If you’re not quite ready to test for designers, modeling the pieces you make for yourself will offer that gift to other makers out there and help the designer promote their size inclusive pattern. You never know who is going to come across your photo in the vast world of the internet and how that one photo might help them in their journey.
Write Quality Patterns for More Sizes
I think we all can agree that feeling included is a really good feeling. Having the option to make a pattern in our size elicits that feeling. Knowing a designer didn’t preclude anyone based on their size helps more people feel welcome and safe in our community.
As an aspiring knit and crochet apparel designer, I am absolutely dedicated to not only designing for a broader range of sizes, but also making sure I am using the correct range of measurements for those sizes. While I can use my own measurements to design larger sizes, I may have trouble on the smaller end of the scale. The same can be said for a smaller person designing for plus sizes. Even people who wear the same size can have vastly different body shapes. This is where size charts can be helpful tools. One trusted site whose charts coincide with the current U.S. standards from baby to plus size is the Craft Yarn Council. Their size charts can be found here. They also feature valuable information about fit and how to measure your body.
Once your pattern is written, have every size tested to verify your measurements are going to fit your makers. Be open to suggestions that your testers may make. I have been fortunate to work with designers who welcomed my feedback and felt comfortable asking questions about how the garment fit me. Pattern testers can be found in close friends, your local knit and crochet groups, or even moderated groups on social media platforms.
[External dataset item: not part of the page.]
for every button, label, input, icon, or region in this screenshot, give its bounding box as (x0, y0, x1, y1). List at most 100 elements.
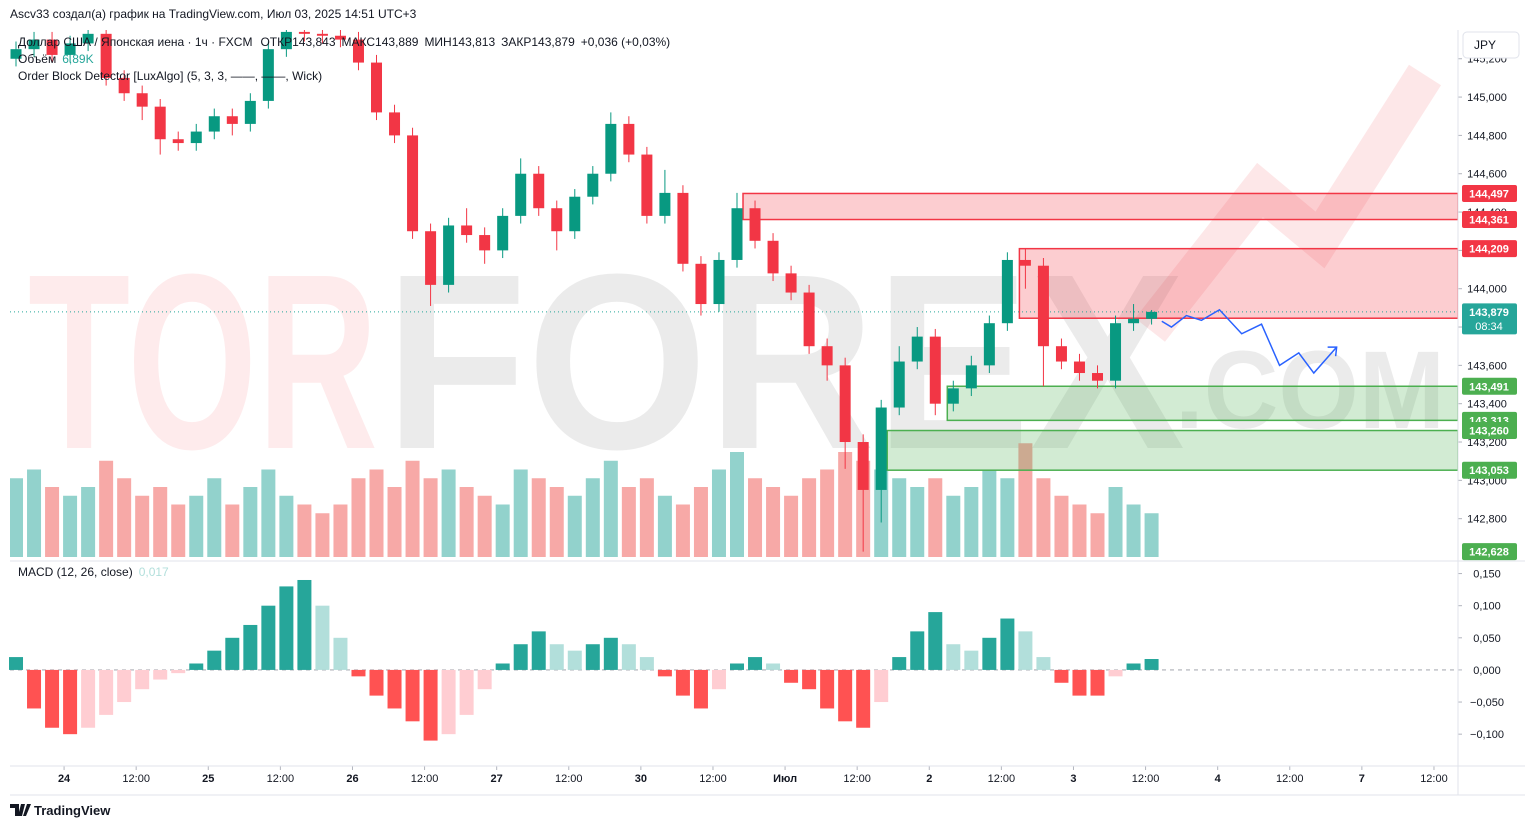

If you’re wondering if I ever found a way to make that pattern work, I did. I took this moment that initially felt like a mistake and turned it into an opportunity to grow and expand my own skill set. What could have led to frustration or negative thoughts, was taken by the reigns and used as a catalyst for change. Body positivity and acceptance may start from within, but when we choose to live it outside boldly, we can begin to positively impact the lives of others.